Variables used in the analysis were group, child age at baseline, and the following behavior scores at both baseline and termination:
- Child behavior, based on a standardized Parent Daily Report Checklist (PDR), administered over the telephone by trained interviewers.
- Proportion of positive reinforcement, the ratio of daily rates of positive reinforcement to discipline, computed from foster parent responses to standardized questions during a 2-hour interview.
Relationships between these six variables were presented in two path diagrams:1) for the full sample, and 2) showing separate paths for high-risk (>6 child behavior problems) and low-risk subsamples.
The training program was found to significantly reduce the numbers of child behavior problems. There was both a direct effect, and also a significant indirect effect through an improvement in parent behavior. The mediating effect of improved parenting practices was greatest for the group of high-risk children.
This was a well-conducted study. The program was well-designed and implemented in a meticulous manner. The facilitators and co-facilitators were paraprofessionals; they were chosen for interpersonal skills, motivation and knowledge of children, trained in a 5-day session, and supervised weekly, using videotapes of sessions. Strategies to maintain foster parent involvement included refreshments, travelling expenses and provision of child care. Parent attendance rates were high; 81% of the group completed at least 75% of the sessions, and, if a foster parent missed a session, the material was delivered during a home visit.
Evaluation methods were also rigorous. The sample was ethnically diverse-the only significant difference between the randomized groups was a higher proportion of Spanish-speaking children in the intervention group, and language was not found to be related to behavior outcomes.
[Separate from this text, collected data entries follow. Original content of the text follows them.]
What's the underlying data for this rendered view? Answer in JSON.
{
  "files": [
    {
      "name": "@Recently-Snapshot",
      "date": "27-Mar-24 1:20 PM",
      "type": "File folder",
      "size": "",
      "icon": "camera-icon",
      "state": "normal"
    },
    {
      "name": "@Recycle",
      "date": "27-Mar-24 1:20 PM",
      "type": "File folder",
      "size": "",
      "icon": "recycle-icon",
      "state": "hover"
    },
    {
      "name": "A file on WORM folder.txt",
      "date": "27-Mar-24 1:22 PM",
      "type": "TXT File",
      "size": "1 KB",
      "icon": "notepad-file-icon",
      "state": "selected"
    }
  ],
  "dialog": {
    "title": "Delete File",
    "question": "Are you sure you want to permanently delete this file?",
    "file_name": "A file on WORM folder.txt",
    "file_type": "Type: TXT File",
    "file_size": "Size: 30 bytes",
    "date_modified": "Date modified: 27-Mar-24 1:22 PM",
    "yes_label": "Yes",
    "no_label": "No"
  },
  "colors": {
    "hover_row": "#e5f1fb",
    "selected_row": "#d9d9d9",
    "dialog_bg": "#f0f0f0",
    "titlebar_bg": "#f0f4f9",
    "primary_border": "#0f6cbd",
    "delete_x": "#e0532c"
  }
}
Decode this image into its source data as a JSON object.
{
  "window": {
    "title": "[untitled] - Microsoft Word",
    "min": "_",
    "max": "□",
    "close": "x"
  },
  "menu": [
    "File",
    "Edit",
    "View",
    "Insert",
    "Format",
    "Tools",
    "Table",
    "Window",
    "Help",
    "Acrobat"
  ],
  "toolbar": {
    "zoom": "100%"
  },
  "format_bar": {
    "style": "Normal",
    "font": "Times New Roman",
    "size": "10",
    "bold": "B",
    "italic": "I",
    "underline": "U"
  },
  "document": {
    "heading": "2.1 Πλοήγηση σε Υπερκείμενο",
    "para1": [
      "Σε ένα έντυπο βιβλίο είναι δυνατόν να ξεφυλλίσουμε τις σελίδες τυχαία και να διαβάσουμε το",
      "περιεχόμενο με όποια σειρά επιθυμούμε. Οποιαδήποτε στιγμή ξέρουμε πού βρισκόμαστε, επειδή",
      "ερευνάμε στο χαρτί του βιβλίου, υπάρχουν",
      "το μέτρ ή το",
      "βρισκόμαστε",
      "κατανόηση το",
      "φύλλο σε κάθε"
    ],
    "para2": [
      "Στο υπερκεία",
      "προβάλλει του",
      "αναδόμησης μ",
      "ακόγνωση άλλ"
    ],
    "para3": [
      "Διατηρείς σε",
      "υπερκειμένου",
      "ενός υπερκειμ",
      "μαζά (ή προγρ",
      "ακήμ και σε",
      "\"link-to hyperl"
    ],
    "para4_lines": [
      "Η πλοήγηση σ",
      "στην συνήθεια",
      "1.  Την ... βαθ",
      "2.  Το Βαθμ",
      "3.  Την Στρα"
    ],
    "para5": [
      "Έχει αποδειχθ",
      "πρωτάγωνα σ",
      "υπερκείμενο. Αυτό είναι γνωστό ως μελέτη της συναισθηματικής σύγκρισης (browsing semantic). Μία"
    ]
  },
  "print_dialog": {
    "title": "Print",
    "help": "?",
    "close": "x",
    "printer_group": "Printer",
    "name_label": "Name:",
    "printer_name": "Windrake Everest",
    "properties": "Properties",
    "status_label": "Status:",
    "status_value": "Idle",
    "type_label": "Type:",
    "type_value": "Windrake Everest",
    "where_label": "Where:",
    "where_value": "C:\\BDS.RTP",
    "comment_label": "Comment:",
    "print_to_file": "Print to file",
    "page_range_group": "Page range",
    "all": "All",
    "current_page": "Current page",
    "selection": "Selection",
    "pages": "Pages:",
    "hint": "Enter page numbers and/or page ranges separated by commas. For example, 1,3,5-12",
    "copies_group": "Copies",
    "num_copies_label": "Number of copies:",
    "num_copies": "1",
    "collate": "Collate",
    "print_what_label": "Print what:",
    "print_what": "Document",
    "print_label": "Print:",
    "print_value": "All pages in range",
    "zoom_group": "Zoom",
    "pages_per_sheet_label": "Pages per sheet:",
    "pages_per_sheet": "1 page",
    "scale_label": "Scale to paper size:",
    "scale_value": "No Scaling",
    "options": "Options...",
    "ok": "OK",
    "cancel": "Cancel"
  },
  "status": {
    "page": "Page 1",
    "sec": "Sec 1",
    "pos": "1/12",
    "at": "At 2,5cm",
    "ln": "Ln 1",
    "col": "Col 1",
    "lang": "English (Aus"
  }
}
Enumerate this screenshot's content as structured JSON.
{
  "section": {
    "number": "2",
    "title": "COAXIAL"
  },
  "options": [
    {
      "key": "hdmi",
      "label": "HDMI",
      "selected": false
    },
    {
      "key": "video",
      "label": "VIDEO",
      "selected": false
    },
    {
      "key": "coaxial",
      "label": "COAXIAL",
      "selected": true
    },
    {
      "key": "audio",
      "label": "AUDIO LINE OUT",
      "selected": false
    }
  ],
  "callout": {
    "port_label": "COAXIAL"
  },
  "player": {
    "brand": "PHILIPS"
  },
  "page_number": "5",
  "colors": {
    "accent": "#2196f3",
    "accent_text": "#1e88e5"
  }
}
Data analysis involved the use of 1) multiple regression to examine the possible effects of demographic variables; only child age was found to be significant and retained for further analysis, and 2) use of LISREL to test the path models, These current findings, together with an earlier report of the positive effect of this same program on children's placement changes (Research Watch, July 24/08), make a strong case for the value of this program.